In this post I want to share how I use Performance Insights to proactively improve database performance for Django web applications.

For those not familiar, Performance Insights is a tool within Amazon’s Relational Database Service (RDS) that shows load on your database via an easy to use dashboard.

The Problem

I recently implemented a new feature that hides a column of data if all of the rows in that field are blank. This task usually involves small datasets of 1,000 records. But there are some outliers that consist of 400,000 records or more.

The outlier group started to cause issues with the web site, with response times occasionally spiking. When looking at the database statistics, I saw a spike in CPU usage around the same time that response times increased, so I knew something in the database was likely causing the problem.

Digging Deeper – Performance Insights

Performance Insights is enabled on the database so I decided to take a look. I changed the dropdown in the right column to ‘Slice by SQL’, then zoomed in on the timeframe with high load. This shows you the SQL queries that are putting load on the database, with the query causing the highest load at the top of the list:

performance insights overview

Clicking on the arrow in the list below the graph shows the entire query:

performance insights query

Analyzing the Query

Now it’s time to analyze the query further using my local copy of the database. We do this using PostgreSQL’s built-in EXPLAIN ANALYZE function that shows us how PostgreSQL builds its query plan, and how long it takes to run. You can do this in a terminal shell, but I prefer to use Jet Brains DataGrip software. Running the query in DataGrip looks like this:

In case you cannot read the results in the image, the top portion is the query and the bottom portion is the query plan and time to execute, which is:

Limit (cost=0.00..2.56 rows=1 width=4) (actual time=11410.178..11410.179 rows=0 loops=1)
  -> Seq Scan on employee_employee (cost=0.00..503178.50 rows=196474 width=4) (actual time=11410.177..11410.177 rows=0 loops=1)
    Filter: ((ual IS NOT NULL) AND (year = 2017) AND (jurisdiction_id = 537))
    Rows Removed by Filter: 14497124
Planning time: 0.435 ms
Execution time: 11410.217 ms

As you can see, this query takes 11 seconds to run, and scans 14 million records in order to return a result!

Improving the Query

We know this query is causing problems. There are several ways to fix it:

  1. Determine if the query is necessary
  2. Rewrite the code that built the query
  3. Add an index to the database to improve query performance

In this instance, I do feel the query is necessary and after reviewing the code, I cannot think of a better way to write it. So I’m going to try option #3, adding an index to the database.

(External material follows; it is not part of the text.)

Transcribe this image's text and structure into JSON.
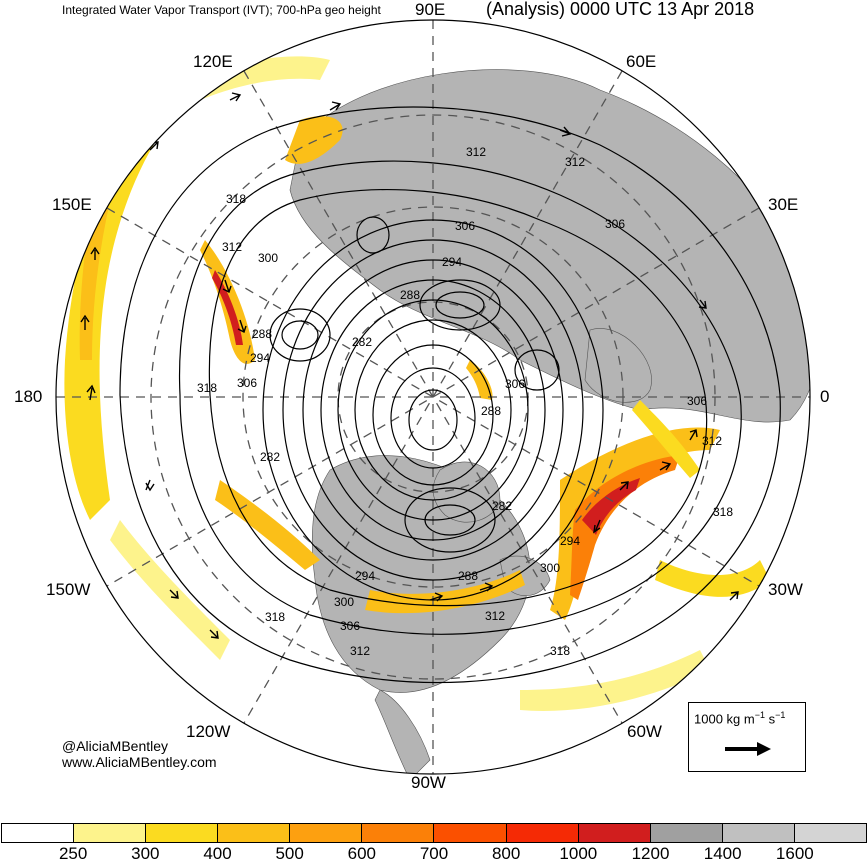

For tips on how on how and when to add an index, I recommend reading the excellent tutorial Use the Index, Luke! When I am stuck thinking about how to specifically implement an index, I usually consult Stack Exchange’s DBA section.

Adding an Index

After reviewing those resources I decided to add an index like this:

CREATE INDEX ON employee_employee (year, jurisdiction_id) WHERE ual IS NOT NULL;

To ensure the index is ready to use, we need to run ANALYZE on the table. This builds statistics that support the query analyzer:

ANALYZE employee_employee;

Let’s run the query once again with EXPLAIN ANALYZE:

datagrip analyze query after

Adding the index improved the query run time from 11 seconds down to 18 milliseconds!

Limit (cost=0.29..0.81 rows=1 width=4) (actual time=0.693..0.693 rows=0 loops=1)
  -> Index Only Scan using employee_employee_year_jurisdiction_id_idx on employee_employee (cost=0.29..4.45 rows=8 width=4) (actual time=0.690..0.690 rows=0 loops=1)
    Index Cond: ((year = 2018) AND (jurisdiction_id = 537))
    Heap Fetches: 0
Planning time: 17.381 ms
Execution time: 0.784 ms

Happy with the results, I added the index to the production database. Over the next 24 hours, I saw the the problem was completely resolved.

Moving Forward

So what’s next? Continue optimizing! Go back to the top of the list and look at the next query. Can it be optimized in a similar way?

Keep in mind you do not have to wait for a problem to occur. Routinely optimizing queries is a healthy practice that will decrease load on your database, make your site faster, and ultimately improve the long-term stability of your web application.